А Лена?.. Очевидно, она так устроена, ей нужно, чтоб ее любили иначе, чем я. Очевидно, ей недостаточно, если ее только любят. Очевидно, ей необходимо, чтоб ее не любили, а были в нее влюблены. Тогда у нее меняется лицо. Хорошеет. И может быть, что-то такое уловил этот поэт, когда обращался к ней как к «женщине из Магдалы»?
Если меня кто-нибудь заметит, то примет за шпиона. По пожарной лестнице я забрался на сделанную из бетонных плит плоскую и грязную крышу четырехэтажного дома, расстелил газету, лег у самого края и настроил мой бинокль. Вернее, не мой, я взял его у начальника цеха Лукьяненко. Он орнитолог, его статьи о птицах перепечатывают из наших журналов даже какие-то английские справочники, при этом указывая, что он «профессор Лукьяненко». Они не знают, что Юрий Юрьевич никакой не профессор, а обыкновенный инженер, у которого просто такое хобби — интерес к жизни птиц.

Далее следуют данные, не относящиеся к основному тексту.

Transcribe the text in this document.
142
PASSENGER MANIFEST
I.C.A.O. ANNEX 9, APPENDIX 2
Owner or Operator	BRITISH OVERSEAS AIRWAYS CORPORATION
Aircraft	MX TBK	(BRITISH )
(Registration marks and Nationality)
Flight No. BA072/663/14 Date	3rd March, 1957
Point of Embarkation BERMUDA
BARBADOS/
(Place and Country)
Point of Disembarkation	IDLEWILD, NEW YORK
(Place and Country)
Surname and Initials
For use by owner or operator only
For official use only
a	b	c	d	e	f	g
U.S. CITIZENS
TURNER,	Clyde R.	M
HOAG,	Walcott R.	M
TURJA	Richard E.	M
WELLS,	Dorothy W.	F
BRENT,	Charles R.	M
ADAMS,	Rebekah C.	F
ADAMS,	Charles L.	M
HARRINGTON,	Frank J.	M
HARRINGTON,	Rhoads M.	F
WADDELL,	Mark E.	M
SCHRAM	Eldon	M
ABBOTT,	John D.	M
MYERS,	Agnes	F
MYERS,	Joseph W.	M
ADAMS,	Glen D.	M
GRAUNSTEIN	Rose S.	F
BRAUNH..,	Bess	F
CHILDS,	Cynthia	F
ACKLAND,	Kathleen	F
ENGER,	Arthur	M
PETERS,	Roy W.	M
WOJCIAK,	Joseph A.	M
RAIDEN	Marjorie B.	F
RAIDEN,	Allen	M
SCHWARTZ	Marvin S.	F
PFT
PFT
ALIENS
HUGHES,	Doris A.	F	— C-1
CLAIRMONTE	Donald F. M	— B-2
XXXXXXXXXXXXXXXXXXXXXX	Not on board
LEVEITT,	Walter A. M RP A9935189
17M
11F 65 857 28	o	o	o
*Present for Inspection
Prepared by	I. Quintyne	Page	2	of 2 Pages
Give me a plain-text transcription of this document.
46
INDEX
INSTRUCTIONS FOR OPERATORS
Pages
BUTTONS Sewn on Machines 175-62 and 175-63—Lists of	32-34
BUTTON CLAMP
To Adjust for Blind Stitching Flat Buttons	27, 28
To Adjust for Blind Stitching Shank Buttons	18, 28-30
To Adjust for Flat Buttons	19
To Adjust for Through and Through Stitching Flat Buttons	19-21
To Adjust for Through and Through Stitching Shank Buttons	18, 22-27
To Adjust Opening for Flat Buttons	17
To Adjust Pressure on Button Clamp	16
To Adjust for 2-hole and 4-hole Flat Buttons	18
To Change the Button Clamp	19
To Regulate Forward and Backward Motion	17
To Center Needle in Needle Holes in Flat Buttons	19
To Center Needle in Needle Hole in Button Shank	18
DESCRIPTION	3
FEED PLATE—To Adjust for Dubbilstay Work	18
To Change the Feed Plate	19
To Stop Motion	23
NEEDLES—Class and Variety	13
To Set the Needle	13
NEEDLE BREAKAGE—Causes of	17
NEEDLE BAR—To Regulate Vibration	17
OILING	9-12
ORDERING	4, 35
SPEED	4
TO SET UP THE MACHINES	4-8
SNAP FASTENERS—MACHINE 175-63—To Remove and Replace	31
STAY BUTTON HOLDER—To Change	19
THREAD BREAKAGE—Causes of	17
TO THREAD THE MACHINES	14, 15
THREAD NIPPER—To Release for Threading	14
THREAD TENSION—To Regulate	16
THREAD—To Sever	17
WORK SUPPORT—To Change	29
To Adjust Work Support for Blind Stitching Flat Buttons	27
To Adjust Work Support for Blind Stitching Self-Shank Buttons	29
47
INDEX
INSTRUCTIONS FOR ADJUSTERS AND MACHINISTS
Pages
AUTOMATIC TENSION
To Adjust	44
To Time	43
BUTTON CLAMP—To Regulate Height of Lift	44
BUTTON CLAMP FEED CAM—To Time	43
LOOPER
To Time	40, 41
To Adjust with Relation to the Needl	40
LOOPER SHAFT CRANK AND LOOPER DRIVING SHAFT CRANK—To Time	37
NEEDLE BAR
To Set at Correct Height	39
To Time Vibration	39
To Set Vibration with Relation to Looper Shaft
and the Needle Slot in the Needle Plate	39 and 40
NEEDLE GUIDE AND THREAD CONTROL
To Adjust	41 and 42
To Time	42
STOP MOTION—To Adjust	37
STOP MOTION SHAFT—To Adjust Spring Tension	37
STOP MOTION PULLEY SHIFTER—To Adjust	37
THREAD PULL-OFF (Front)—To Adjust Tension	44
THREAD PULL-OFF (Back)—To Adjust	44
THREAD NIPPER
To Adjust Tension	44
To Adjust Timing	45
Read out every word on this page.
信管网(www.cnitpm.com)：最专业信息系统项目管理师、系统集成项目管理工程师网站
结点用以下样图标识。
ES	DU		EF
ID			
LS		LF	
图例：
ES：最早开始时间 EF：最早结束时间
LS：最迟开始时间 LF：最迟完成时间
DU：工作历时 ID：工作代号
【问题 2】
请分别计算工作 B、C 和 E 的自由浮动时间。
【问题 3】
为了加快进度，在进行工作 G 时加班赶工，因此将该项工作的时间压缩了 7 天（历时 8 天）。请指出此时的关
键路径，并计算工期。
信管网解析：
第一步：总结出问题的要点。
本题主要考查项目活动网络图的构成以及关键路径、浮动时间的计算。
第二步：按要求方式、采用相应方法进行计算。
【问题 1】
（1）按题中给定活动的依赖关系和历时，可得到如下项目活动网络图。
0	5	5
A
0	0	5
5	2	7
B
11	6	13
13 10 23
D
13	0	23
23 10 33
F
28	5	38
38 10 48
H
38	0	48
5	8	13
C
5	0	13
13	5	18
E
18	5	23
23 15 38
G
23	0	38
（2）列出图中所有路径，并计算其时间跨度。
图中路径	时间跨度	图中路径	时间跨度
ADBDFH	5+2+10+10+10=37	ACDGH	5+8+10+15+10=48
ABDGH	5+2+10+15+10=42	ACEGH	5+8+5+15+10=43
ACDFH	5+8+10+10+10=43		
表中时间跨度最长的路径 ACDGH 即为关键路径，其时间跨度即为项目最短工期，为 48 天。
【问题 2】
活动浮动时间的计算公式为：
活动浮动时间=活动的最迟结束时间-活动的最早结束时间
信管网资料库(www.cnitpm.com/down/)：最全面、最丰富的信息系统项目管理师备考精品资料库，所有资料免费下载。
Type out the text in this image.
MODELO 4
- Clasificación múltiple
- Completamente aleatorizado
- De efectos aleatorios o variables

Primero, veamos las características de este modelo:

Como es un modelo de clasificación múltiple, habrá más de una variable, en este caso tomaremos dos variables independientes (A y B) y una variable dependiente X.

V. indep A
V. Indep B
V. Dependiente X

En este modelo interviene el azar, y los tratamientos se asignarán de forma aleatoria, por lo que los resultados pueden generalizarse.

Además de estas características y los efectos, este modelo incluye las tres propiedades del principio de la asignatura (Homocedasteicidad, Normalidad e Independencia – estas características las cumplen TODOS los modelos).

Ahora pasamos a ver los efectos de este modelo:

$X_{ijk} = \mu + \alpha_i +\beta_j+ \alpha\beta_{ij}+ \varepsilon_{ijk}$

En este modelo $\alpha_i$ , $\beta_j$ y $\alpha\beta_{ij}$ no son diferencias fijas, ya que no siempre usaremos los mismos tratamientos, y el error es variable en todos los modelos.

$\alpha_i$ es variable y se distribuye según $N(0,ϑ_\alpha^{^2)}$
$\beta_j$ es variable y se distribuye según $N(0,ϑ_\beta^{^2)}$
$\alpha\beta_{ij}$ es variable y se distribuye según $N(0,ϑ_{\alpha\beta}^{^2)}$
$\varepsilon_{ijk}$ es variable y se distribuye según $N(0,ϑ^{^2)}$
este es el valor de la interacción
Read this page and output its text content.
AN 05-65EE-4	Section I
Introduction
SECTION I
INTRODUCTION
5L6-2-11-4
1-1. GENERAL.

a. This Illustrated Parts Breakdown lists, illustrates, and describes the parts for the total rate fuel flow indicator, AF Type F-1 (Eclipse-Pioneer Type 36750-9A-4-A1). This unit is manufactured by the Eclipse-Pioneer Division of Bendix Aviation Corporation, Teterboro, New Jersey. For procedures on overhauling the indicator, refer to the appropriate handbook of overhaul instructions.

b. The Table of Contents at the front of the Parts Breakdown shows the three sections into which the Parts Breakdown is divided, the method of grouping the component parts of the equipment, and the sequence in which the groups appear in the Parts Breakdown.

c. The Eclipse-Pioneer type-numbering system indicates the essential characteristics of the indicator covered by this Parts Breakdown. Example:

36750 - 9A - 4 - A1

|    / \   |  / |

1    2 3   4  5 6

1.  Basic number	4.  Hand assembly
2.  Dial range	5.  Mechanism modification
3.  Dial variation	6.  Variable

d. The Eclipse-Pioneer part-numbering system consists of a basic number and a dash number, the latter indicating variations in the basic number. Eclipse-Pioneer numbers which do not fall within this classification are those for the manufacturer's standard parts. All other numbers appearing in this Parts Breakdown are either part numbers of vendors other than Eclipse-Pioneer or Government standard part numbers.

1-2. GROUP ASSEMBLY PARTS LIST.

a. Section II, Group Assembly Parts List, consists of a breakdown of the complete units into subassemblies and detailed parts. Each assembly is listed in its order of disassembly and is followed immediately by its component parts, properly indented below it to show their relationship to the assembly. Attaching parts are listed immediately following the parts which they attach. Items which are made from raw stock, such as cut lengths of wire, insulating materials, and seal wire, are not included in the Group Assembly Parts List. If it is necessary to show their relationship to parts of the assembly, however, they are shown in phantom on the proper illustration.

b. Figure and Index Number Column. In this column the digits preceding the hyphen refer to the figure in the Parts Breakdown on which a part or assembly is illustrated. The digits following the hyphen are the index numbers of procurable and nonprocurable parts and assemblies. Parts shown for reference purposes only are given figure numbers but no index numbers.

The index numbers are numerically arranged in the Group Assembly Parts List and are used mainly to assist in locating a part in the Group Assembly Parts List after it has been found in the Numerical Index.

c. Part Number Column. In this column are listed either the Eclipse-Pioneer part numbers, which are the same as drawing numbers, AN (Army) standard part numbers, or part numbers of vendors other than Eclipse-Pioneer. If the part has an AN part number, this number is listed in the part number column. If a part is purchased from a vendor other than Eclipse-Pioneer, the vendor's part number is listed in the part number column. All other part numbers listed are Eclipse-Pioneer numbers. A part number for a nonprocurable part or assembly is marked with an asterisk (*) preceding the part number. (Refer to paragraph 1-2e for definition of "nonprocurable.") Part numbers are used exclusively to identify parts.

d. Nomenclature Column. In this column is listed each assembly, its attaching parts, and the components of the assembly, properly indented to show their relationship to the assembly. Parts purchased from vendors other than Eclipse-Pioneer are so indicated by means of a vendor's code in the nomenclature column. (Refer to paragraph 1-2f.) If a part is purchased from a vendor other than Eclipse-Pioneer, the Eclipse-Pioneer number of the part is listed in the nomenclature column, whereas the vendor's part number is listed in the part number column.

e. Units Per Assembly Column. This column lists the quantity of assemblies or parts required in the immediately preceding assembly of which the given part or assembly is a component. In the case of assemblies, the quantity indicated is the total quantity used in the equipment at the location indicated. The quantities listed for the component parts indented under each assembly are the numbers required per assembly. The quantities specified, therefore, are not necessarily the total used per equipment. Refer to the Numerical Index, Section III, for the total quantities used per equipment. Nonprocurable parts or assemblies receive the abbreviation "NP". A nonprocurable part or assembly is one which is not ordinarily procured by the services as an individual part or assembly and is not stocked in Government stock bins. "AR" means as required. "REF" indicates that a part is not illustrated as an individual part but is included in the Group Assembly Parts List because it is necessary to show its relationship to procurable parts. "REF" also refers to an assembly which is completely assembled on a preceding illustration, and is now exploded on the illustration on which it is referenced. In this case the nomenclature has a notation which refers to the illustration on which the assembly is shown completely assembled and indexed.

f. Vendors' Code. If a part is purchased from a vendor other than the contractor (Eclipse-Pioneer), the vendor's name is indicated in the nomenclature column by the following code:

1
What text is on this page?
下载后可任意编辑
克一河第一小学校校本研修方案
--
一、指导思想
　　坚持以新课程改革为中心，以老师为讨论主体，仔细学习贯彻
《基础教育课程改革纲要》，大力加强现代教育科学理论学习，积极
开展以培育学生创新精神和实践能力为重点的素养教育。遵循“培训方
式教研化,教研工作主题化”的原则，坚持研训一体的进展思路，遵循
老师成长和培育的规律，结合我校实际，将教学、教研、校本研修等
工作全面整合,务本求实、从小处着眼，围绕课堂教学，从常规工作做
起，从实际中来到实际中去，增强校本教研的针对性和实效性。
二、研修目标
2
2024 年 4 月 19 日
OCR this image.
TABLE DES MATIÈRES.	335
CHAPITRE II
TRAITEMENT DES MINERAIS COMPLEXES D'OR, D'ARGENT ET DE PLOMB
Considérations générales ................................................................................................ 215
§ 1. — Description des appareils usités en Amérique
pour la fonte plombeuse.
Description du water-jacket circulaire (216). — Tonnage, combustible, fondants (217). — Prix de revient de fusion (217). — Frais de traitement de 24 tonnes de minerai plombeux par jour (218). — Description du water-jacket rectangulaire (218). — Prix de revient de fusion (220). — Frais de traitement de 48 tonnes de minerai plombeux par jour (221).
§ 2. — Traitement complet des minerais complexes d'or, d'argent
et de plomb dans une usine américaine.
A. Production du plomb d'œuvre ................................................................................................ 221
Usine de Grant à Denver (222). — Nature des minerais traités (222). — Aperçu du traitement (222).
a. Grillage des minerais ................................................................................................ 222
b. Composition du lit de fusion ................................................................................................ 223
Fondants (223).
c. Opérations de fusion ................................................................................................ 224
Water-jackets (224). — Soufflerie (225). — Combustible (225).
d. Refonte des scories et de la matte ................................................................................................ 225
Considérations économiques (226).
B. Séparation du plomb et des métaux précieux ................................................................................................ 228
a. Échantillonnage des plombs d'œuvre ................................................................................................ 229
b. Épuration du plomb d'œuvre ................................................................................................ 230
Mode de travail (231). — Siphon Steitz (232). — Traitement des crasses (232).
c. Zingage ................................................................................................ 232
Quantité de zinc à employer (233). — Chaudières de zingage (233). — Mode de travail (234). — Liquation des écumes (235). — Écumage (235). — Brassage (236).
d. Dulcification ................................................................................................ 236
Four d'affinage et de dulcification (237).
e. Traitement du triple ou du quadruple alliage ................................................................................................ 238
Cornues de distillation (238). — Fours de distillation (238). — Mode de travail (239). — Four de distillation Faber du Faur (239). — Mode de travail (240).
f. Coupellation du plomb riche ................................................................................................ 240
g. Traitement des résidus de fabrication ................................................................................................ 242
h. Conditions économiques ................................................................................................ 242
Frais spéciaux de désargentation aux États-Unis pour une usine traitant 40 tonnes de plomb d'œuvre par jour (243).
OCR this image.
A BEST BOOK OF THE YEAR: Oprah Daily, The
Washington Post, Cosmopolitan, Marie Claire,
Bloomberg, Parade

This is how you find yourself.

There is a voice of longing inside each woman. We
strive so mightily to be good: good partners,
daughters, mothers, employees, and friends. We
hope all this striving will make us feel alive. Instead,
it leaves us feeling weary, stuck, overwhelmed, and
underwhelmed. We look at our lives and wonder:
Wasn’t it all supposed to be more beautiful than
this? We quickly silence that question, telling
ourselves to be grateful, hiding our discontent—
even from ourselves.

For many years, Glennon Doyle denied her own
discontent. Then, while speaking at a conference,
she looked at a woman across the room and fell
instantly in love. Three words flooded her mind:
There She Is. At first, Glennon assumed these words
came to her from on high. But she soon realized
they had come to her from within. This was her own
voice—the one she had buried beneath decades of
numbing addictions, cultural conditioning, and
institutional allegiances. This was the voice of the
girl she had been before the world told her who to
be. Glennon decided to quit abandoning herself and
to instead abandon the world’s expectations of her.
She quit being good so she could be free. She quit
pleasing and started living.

Конечно, большей гадости, чем попросить у Лукьяненко бинокль, я и придумать не мог. Я воспользовался тем, что возле него никого не было — иначе черта с два мне бы удалось у него что-нибудь попросить. Я уверен, что он охотней дал бы мне свою зарплату или свое единственное кожаное болгарское пальто. Но он принес мне бинокль — великолепный, легкий, шестикратный цейсовский механизм с просветленной оптикой. И даже не спросил, зачем. Даже не сказал «смотри не разбей», хоть эти слова, я знаю, вертелись у него на языке.
Странная штука этот бинокль. Интереснее, чем любая кинокартина. Человеческое лицо вдруг появляется рядом с тобой так близко, что кажется, протяни руку — и ты к нему прикоснешься. Видно каждую черточку, каждую морщинку на этом лице, а по движениям губ можно догадаться, что говорят. Ты словно смотришь в увеличительное стекло и видишь подробности, недоступные для других.
Каменный оштукатуренный забор с колоннами был поставлен, вероятно, еще до войны. В бинокль мне были видны каждая трещина в штукатурке, кирпичи, с которых штукатурка осыпалась. Под действием солнца, дождя и ветра эти кирпичи крошились.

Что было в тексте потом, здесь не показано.